Hiccough has the sound of cup.
My advice is to give up!!

Author unknown
???   Friday, September 17, 2004, 21:20 GMT
Why does this poem keep coming up on this forum?
Doogle   Friday, September 17, 2004, 21:45 GMT
wow that really makes u realize how hard english actually is...
Mxsmanic   Saturday, September 18, 2004, 06:14 GMT
The author is Gerald Nolst Trenite, so he is quite known. The poem is longer than the part you cite.

It says nothing about English difficulty. There are over a million words in the English language, and all but a handful have regular spellings and pronunciations. This poem contains an insignificantly small sampling of the latter.
Mi5 Mick   Saturday, September 18, 2004, 07:35 GMT
A million words: but how many words do you expect the average person to use?
Mxsmanic   Saturday, September 18, 2004, 16:05 GMT
That's a good question, and I've never seen anything that looked like a definitive answer.

People have different vocabularies, depending on whether you count the words they regularly use, the words they _can_ use (but don't), the words they recognize but can't quite use, and so on. Most people probably have recognition vocabularies (the largest of the useful types of vocabulary) of less than 100,000 words.

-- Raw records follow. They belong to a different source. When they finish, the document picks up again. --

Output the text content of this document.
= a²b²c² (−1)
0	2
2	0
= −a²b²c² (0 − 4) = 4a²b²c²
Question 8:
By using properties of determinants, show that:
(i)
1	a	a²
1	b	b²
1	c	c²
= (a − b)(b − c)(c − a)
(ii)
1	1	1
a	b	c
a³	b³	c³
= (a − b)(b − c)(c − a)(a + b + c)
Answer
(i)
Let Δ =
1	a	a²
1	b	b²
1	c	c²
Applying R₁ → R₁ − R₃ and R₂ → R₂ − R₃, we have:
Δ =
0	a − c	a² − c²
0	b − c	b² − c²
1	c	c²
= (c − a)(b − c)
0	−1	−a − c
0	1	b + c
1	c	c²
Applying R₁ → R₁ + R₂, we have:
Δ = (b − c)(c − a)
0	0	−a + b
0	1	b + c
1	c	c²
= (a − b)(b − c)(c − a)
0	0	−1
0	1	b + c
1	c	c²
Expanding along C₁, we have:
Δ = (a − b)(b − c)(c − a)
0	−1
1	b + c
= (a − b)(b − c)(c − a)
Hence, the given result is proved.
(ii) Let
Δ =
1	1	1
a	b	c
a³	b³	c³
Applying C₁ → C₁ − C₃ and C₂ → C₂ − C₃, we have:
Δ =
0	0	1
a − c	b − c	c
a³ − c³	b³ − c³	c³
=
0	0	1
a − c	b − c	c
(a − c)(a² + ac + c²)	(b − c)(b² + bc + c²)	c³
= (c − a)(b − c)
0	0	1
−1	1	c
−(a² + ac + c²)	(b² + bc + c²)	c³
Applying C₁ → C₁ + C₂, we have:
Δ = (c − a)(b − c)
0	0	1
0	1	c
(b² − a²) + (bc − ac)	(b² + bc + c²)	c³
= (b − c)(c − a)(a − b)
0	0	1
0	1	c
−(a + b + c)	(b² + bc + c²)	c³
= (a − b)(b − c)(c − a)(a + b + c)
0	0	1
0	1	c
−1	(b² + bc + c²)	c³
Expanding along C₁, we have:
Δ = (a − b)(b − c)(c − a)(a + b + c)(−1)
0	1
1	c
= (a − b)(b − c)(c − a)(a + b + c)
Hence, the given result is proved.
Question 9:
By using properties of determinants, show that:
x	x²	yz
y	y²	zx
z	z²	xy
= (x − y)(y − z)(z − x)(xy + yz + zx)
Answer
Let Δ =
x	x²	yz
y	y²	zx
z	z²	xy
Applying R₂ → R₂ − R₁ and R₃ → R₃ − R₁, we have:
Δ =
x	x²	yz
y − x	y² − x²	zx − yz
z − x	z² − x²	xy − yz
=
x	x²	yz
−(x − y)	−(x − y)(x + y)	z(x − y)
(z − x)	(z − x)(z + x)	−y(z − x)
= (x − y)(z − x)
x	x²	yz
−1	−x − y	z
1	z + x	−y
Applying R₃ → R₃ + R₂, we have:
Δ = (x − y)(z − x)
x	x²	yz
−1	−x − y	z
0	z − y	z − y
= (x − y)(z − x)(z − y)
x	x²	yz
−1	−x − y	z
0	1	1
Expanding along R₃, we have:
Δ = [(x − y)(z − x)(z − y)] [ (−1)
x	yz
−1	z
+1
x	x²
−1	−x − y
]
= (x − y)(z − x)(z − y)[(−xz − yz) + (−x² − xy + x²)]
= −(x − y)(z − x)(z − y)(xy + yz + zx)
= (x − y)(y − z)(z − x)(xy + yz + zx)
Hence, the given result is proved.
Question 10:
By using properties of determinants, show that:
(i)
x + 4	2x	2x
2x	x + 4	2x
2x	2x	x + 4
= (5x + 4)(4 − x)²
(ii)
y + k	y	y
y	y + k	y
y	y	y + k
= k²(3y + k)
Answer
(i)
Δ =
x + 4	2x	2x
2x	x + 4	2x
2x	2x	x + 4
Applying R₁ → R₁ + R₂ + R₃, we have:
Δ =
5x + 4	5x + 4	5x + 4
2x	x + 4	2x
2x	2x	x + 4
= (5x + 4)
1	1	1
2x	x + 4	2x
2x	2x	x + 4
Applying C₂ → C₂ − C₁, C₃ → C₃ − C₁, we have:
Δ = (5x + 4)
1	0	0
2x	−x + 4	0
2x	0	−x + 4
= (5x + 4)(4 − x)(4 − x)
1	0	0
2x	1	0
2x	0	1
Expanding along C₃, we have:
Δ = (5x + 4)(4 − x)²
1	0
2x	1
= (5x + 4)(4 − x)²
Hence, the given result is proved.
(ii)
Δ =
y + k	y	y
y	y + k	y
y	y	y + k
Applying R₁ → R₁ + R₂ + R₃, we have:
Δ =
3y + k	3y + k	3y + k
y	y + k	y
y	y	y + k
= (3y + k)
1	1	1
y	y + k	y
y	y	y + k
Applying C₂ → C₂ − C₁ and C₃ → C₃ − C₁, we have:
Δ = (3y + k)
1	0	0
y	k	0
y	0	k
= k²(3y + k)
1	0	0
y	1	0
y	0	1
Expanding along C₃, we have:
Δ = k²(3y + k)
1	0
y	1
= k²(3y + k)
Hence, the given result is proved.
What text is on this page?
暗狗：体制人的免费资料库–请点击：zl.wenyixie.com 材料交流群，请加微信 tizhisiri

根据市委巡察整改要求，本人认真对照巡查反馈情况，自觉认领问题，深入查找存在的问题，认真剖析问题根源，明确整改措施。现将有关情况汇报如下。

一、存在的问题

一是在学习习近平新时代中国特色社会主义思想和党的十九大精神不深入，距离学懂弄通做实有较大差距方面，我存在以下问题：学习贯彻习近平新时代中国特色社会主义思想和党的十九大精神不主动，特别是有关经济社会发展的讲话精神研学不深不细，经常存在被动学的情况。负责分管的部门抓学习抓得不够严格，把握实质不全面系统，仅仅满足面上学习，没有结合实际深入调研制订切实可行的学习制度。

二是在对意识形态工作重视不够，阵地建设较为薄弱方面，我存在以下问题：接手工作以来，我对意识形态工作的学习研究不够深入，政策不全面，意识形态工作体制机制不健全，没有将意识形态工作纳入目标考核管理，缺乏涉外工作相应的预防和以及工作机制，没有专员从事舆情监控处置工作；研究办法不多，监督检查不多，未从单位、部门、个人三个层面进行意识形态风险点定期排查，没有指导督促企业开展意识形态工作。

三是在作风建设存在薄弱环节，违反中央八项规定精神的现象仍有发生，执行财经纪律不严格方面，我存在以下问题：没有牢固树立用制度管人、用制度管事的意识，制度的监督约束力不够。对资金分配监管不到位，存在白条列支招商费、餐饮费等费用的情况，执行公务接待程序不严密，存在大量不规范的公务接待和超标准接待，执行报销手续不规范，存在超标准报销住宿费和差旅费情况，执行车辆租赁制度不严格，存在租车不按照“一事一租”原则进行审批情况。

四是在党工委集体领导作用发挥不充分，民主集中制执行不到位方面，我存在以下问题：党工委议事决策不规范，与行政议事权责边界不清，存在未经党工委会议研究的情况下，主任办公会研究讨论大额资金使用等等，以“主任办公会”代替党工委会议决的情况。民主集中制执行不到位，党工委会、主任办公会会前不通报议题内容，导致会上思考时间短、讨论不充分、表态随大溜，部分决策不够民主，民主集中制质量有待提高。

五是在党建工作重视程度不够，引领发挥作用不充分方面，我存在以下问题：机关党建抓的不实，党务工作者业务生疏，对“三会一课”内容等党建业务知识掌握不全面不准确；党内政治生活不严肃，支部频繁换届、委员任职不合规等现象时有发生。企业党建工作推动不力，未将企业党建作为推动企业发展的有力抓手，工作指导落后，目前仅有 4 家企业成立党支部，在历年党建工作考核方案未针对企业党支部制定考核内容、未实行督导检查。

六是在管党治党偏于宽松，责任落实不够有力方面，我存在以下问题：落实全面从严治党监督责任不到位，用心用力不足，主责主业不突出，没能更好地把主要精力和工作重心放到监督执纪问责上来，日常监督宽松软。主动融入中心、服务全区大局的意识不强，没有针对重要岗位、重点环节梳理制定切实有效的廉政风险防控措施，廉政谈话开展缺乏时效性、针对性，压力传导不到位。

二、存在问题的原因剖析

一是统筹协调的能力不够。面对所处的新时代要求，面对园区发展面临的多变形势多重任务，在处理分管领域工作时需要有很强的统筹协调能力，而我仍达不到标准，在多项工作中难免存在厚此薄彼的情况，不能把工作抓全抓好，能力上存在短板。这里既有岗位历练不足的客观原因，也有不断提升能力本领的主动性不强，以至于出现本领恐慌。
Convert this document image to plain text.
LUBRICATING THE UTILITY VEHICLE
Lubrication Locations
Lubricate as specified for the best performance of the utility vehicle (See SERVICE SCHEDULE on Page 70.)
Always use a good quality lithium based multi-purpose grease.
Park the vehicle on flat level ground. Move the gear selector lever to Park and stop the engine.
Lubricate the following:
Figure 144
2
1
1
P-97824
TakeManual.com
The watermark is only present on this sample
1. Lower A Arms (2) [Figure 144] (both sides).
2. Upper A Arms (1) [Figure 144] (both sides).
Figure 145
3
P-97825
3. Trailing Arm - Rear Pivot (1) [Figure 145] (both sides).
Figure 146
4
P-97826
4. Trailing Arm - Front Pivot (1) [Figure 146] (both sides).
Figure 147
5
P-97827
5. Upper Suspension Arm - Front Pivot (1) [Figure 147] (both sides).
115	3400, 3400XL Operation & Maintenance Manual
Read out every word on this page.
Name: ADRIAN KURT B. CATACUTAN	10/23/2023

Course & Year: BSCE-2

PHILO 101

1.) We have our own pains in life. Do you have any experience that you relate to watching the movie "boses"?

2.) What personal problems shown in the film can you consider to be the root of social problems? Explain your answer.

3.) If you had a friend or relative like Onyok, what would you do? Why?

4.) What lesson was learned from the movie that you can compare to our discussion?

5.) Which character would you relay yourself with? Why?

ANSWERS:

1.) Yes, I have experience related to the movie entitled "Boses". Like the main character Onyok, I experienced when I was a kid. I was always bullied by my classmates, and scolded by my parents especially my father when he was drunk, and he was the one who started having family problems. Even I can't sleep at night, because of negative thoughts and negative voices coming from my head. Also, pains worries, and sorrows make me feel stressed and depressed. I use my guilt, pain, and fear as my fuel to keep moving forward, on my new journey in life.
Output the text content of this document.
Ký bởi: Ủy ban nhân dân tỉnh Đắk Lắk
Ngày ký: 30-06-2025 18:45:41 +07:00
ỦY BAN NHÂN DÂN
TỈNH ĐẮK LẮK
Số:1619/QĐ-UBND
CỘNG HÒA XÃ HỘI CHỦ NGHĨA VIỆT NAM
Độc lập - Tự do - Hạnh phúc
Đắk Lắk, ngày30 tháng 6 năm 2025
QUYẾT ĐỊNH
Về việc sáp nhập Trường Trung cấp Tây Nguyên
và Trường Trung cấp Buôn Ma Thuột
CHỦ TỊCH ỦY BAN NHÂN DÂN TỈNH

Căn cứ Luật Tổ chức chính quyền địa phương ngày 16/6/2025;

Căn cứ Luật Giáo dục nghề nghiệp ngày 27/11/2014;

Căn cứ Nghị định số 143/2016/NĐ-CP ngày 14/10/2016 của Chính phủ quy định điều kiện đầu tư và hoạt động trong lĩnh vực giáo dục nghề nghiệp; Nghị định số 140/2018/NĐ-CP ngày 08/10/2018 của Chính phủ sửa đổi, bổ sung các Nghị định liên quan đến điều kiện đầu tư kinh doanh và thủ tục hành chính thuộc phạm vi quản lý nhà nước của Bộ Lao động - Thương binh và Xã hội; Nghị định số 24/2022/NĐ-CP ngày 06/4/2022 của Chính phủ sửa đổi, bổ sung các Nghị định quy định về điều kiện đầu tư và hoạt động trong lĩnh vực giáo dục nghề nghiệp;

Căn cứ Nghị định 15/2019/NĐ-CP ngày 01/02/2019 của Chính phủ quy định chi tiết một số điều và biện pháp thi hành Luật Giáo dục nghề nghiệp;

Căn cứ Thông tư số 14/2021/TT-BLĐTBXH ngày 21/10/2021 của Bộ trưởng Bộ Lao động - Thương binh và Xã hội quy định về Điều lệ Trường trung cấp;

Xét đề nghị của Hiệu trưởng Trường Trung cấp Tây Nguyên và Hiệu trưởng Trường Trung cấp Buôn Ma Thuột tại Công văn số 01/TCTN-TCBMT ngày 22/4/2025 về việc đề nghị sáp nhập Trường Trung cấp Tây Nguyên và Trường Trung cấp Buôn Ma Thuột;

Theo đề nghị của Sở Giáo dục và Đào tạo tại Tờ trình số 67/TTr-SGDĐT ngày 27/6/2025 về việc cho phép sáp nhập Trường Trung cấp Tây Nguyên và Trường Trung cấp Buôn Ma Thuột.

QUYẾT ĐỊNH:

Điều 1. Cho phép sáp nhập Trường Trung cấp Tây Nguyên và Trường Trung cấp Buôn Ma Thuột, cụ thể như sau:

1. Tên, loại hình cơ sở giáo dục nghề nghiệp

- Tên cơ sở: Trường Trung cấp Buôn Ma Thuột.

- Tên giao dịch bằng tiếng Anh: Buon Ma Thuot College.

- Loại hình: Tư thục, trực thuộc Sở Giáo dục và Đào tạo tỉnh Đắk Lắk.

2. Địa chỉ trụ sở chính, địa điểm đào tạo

Many people can probably _spell_ far more words than that, however.

One way to estimate your vocabulary is to use a dictionary. Find out how many entries there are in the dictionary. Then pick 100 pages at random, pick one word at random from the middle of each page, and see if you know the word. At the end of that exercise, divide the number of words you recognized by 100, then multiply that by the number of entries in the dictionary to get an estimate of your vocabulary.
Miquel   Saturday, September 18, 2004, 17:11 GMT

To maxManseb,

"Dearest creature in creation...." is of Bernard Shaw.